O encontro reforçou que cuidar da mente é tão essencial quanto cuidar do corpo, especialmente na terceira idade. A gerente do CRAS Sílvio Leite, Eliziane Araújo, explicou que o grupo trabalha diferentes temáticas ao longo do ano e que, em setembro, o foco é o cuidado com a saúde mental, com informações sobre atendimento, qualidade de vida, troca de experiências e acolhimento.
“Estamos trabalhando o Setembro Amarelo, com informações sobre a importância de cuidar da saúde mental e sobre a prevenção ao suicídio. Além das palestras, os participantes fazem alongamento, circuitos de mobilidade e atividades de interação, que ajudam na socialização e no combate ao isolamento”, disse Eliziane.
Convidada para conduzir o encontro, a técnica de referência do CRAS Nova Cidade, Marcele Figueira, explicou que o suicídio é um fenômeno multifatorial, sem uma causa única. Ela utilizou a dinâmica do “Copo da Vida” para mostrar que o sofrimento emocional pode ser silencioso e acumulativo e que cada pessoa carrega suas próprias marcas.
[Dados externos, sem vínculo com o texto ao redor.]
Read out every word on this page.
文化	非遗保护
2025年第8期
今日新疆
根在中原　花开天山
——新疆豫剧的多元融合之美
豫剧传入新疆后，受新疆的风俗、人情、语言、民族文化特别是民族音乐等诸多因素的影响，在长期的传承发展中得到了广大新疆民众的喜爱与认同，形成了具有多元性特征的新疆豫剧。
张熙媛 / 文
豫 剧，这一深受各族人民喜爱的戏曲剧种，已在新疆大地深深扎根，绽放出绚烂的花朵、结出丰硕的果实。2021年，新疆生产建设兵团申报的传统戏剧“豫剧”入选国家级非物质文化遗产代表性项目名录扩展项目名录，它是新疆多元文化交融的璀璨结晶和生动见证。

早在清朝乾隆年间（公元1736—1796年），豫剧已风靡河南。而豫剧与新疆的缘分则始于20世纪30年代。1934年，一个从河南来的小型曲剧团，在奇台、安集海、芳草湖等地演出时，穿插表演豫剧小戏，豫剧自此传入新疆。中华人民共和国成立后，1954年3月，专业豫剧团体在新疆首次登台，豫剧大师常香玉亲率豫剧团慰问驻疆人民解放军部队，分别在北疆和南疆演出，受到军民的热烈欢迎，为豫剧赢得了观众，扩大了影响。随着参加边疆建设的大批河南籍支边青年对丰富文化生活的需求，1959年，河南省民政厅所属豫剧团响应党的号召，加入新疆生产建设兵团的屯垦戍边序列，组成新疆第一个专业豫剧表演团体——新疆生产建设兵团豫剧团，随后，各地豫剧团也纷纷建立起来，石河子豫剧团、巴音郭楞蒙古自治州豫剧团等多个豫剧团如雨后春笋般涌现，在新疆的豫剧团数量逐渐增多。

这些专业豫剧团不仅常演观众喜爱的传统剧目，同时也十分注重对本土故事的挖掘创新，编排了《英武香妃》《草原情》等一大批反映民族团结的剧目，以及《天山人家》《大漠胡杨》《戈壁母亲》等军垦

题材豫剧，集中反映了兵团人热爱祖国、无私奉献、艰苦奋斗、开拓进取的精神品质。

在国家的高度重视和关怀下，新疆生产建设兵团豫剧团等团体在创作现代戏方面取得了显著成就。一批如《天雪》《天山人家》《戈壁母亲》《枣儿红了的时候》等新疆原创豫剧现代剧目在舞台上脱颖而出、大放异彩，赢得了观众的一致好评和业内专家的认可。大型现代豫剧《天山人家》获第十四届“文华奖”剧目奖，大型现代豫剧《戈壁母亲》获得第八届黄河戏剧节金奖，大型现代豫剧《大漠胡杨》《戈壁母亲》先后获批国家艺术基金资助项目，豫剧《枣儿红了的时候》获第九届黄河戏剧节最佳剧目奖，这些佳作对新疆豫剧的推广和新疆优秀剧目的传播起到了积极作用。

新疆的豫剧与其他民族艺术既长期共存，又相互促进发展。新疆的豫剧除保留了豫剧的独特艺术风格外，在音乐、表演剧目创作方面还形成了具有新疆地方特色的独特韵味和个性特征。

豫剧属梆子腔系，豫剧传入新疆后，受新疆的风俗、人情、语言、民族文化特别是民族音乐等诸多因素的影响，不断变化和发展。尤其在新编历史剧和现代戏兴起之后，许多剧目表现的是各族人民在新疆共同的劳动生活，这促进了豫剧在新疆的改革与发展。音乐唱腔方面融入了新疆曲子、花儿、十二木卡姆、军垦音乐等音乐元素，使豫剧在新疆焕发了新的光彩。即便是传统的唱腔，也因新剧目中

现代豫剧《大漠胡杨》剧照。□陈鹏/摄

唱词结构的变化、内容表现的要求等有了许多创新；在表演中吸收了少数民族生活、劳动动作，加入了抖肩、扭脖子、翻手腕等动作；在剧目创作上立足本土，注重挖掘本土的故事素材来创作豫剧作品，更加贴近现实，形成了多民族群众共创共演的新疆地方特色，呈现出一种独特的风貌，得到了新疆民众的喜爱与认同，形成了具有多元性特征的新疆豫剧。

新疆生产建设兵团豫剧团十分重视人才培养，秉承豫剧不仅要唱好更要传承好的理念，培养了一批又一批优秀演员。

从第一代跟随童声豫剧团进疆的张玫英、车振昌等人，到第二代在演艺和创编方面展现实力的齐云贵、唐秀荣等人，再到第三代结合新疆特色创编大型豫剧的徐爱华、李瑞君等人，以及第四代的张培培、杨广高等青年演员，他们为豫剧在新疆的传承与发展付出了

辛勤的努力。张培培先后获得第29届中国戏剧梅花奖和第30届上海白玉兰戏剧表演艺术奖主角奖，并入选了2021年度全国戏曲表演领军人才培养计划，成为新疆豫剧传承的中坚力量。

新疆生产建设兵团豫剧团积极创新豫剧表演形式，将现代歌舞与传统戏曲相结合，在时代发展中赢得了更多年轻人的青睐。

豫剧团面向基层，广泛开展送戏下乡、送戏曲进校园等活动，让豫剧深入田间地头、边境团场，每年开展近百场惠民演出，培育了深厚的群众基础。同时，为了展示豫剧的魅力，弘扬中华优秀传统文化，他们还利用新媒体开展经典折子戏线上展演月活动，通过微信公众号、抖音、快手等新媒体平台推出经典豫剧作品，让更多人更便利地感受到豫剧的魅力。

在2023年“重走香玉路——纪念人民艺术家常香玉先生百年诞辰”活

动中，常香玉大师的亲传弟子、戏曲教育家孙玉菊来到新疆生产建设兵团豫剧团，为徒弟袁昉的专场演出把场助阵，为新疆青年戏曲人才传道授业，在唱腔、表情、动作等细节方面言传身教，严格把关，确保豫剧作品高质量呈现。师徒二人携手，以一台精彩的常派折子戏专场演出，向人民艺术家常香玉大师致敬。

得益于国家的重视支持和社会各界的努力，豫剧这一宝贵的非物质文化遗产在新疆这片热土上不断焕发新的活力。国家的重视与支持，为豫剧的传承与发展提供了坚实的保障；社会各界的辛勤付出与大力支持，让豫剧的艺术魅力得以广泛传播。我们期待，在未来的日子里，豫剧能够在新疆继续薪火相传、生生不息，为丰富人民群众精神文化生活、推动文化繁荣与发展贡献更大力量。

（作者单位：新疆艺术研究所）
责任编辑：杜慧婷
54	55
“A proposta do Setembro Amarelo é trazer sensibilização e conscientização sobre a prevenção ao suicídio. Usei a analogia do ‘Copo da Vida’. Desde o ventre, vamos guardando situações, cada gota enchendo esse copo, até que ele transborde. Muitas vezes, as pessoas julgam quem tenta tirar a própria vida, mas não sabem o quanto aquela pessoa já carregou. A dinâmica mostrou as marcas invisíveis que cada um traz e a importância de não julgar, mas acolher”.
Integrante do Cabelos de Prata há quatro anos, dona Lia Porto, 68 anos, compartilhou sua trajetória de superação e contou como a iniciativa a ajudou a superar a depressão.
“Eu acho muito boas essas reuniões. Deveria ter mais, porque nós, idosos, precisamos muito. A gente vem pra cá, escuta coisas importantes e se sente acolhido. Com a idade, a depressão pode chegar. Eu mesma já passei por isso. Na época da pandemia de Covid-19, fiquei mal. Tinha medo até de atravessar a rua. Mas foi o Cabelos de Prata que me ajudou a superar isso. Comecei a participar, me desenvolvi e, graças a Deus, estou bem”.
Para buscar ajuda, disque 188.
O Centro de Valorização da Vida (CVV) oferece atendimento gratuito, sigiloso e 24 horas para quem precisa de apoio emocional.